Car Caribbean Airlines will remain in ongoing operations. BWIA pilots were replaced by the Trinidad and Tobago Airline Pilots Association (TTALPA), which is an IFALPA member. LT-TTALPA is also part of the Caribbean Airline Pilots Association (C-ALPA). All the other recognized unions at BWIA were: The Airline Superintendents Association; the Aviation, Communication and Allied Workers Union, representing land-based personnel and cabin crew, and the Communication, Transport and General Workers Union, organizing senior managers and civil-engineering.

The BWIA provided the following services: As part of a code share with United Airlines, connections to Boston, Denver, Chicago, Los Angeles, San Francisco and Seattle were made. Also BWIA had an association with another Carribean carrier, LIAT, which together provided over 30 local flights.
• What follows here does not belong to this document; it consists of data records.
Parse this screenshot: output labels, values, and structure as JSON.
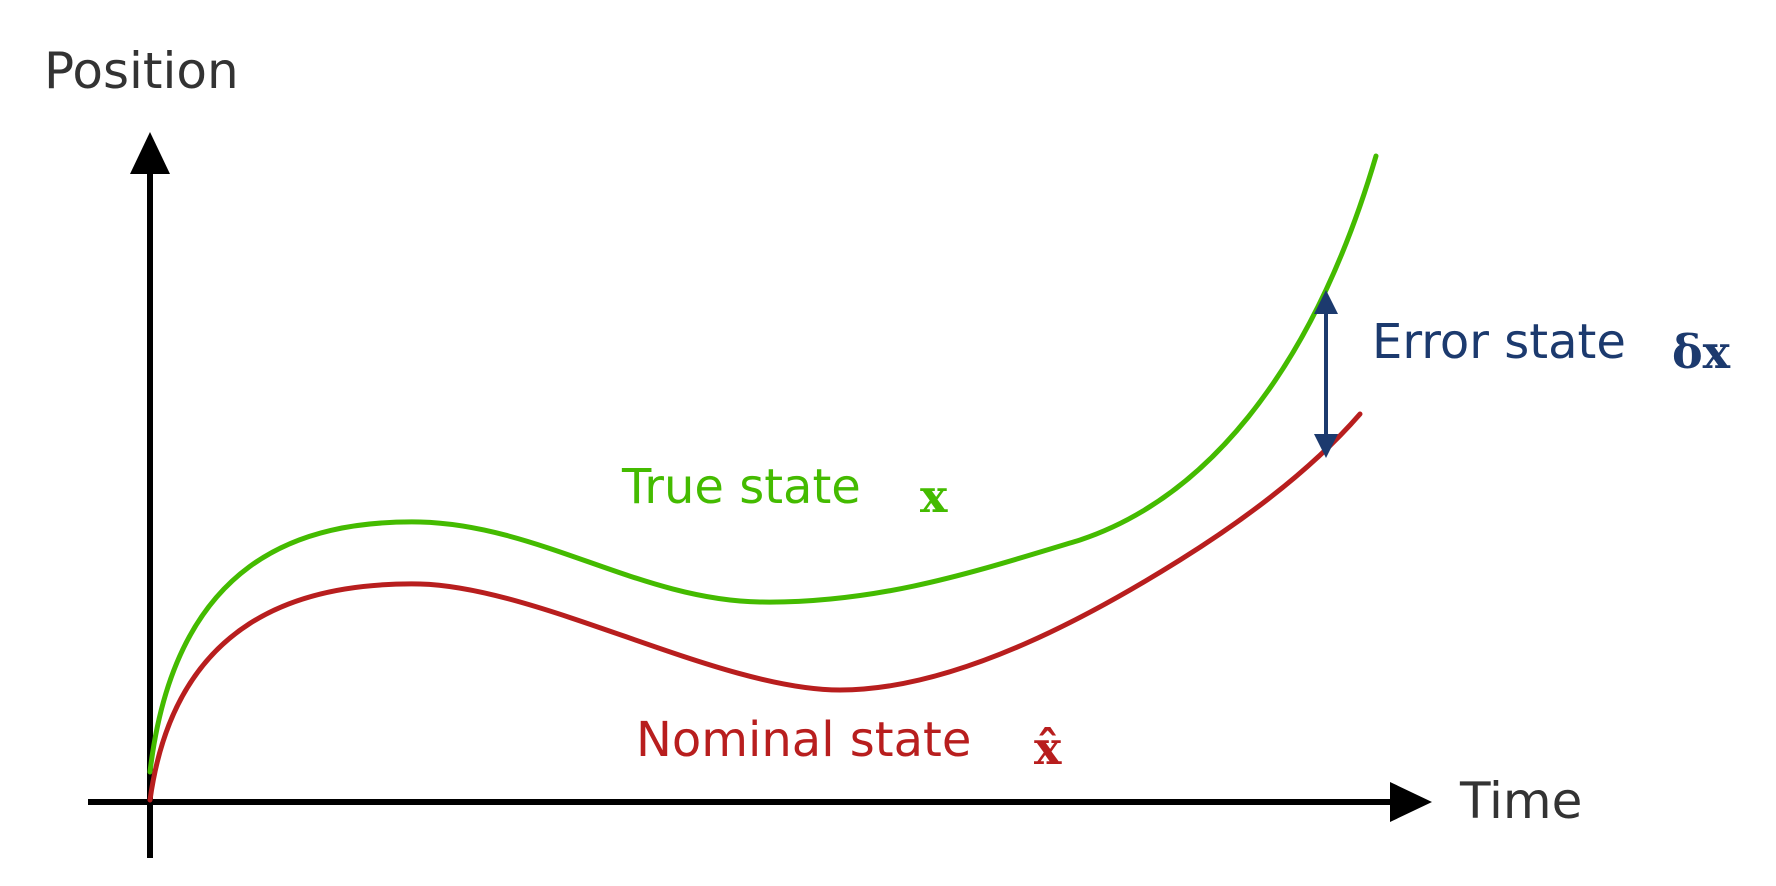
{
  "axes": {
    "y_label": "Position",
    "x_label": "Time"
  },
  "curves": {
    "true_state": {
      "label": "True state",
      "symbol": "x",
      "color": "#44bb00"
    },
    "nominal_state": {
      "label": "Nominal state",
      "symbol": "x̂",
      "color": "#b81e1e"
    }
  },
  "error": {
    "label": "Error state",
    "symbol": "δx",
    "color": "#1c3a6e"
  },
  "colors": {
    "axis": "#000000",
    "text_dark": "#333333"
  }
}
BWIA also operates the Tobago Express de Havilland Canada DHC-8 Q300 Dash 8 turboprops.

The North American Airlines Handbook (3rd edition). This is Airways lnternational. The " World Airlines Directory. "Flight internationally The " World Airlines Directory. "Flight internationally Former worker heads BWIA". R.E.G. Davies: Latin American airlines since 1919. Klee, Ulrich and Bucher, Frank et al.: jp airline-fleets internationally. "of the Caribbean."